Я поджигаю сарай и выхожу наружу. Мне хорошо — мне полчаса тепло. Согревшись, я ухожу. Иду, не оглядываясь. Я потерял слишком много времени. На дороге в толпе оборванцев нахожу своё место; здесь итальянцы, португальцы, голландцы, кроаты. Нас можно назвать сбродом, и это будет точно, но можно и золотой ротой, — кому как нравится. Я и в этой роте капрал.

Скоро, до обидного скоро, тепло покидает меня. Терплю муки холода, но зато почти перестаю хромать и иду быстрее.
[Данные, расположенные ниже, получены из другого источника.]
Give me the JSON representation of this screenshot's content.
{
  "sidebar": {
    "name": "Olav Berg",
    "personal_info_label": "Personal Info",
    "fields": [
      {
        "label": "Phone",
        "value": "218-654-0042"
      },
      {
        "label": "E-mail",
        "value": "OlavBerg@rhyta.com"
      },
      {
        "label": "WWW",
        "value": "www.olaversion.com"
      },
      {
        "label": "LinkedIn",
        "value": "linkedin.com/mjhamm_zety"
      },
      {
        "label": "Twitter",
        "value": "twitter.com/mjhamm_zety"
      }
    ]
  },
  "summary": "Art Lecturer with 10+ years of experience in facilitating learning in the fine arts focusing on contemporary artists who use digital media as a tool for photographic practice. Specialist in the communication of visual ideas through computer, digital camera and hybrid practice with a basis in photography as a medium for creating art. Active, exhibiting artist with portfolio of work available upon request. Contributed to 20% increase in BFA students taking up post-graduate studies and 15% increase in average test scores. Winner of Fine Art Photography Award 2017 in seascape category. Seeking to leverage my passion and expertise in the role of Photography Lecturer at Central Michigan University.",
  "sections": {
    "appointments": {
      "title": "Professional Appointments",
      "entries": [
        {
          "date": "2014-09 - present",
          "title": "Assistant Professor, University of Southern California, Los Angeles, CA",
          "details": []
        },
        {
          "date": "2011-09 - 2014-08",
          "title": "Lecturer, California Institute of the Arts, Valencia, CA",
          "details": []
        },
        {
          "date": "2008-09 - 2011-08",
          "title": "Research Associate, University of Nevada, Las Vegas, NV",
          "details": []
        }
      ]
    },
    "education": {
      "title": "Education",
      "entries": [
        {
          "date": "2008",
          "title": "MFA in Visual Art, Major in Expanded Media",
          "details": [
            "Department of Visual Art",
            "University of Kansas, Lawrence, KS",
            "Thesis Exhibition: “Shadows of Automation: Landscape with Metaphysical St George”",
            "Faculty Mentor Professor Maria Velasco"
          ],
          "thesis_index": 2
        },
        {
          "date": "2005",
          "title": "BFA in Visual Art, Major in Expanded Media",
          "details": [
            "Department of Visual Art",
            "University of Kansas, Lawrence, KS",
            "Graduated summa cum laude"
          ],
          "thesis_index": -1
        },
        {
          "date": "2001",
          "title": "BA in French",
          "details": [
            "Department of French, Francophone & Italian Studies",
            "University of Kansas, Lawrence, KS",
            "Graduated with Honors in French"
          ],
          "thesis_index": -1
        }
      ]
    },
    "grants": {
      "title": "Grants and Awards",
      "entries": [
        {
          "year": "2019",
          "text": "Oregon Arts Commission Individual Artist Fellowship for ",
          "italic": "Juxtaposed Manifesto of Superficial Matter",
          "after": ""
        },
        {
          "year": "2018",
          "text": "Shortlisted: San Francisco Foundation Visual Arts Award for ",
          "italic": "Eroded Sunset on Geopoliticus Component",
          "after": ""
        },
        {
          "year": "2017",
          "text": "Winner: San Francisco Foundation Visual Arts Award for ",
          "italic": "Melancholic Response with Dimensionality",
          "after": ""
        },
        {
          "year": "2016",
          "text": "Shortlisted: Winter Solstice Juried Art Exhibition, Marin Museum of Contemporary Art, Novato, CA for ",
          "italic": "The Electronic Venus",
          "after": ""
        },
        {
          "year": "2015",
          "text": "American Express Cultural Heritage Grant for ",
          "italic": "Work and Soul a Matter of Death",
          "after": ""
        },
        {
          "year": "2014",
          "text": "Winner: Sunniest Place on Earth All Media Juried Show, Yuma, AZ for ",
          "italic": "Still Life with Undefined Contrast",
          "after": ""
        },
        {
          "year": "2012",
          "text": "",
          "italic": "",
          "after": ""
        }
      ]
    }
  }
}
Размышляю о холоде, о его благотворном действии на раны: может, с холодом не нужно бороться, может, проще пустить его в себя, не тратя сил, как пускают те же акриды, а по весне оживают вновь[53]; холод залечит и душевные раны. Размышление это кажется мне замечательным. Пробую потихоньку пускать холод — перестаю дрожать, перестаю кутаться, подставляю лицо леденящему ветру. И что же!.. Поразительно, невероятно, но я, кажется, чувствую некоторое облегчение и через минуту запросто обгоняю своих угрюмых спутников; я пританцовываю от радости — я спасён, а мои оборванцы смотрят на меня, как на недоумка. Нет сомнений, сегодня выживет тот, кто научится ладить с холодом. Пустить его в себя не так страшно, как представляется. И это не означает неминуемую смерть. Я делюсь с солдатами своим открытием. Но они пожимают плечами и, наверное, не понимают меня. «Сумасшедший капрал», — огрызаются они. Я же испытываю такую лёгкость, будто приблизился к Богу. А может, и правда, я схожу с ума? Но что из того; ведь мне от того только легче!..

вернуться

53

На самом деле саранчовые - Acridoidea - зимуют в стадии яйца, взрослые особи после яйцекладки отмирают. Но Дюплесси, человек военный, может позволить себе этого и не знать.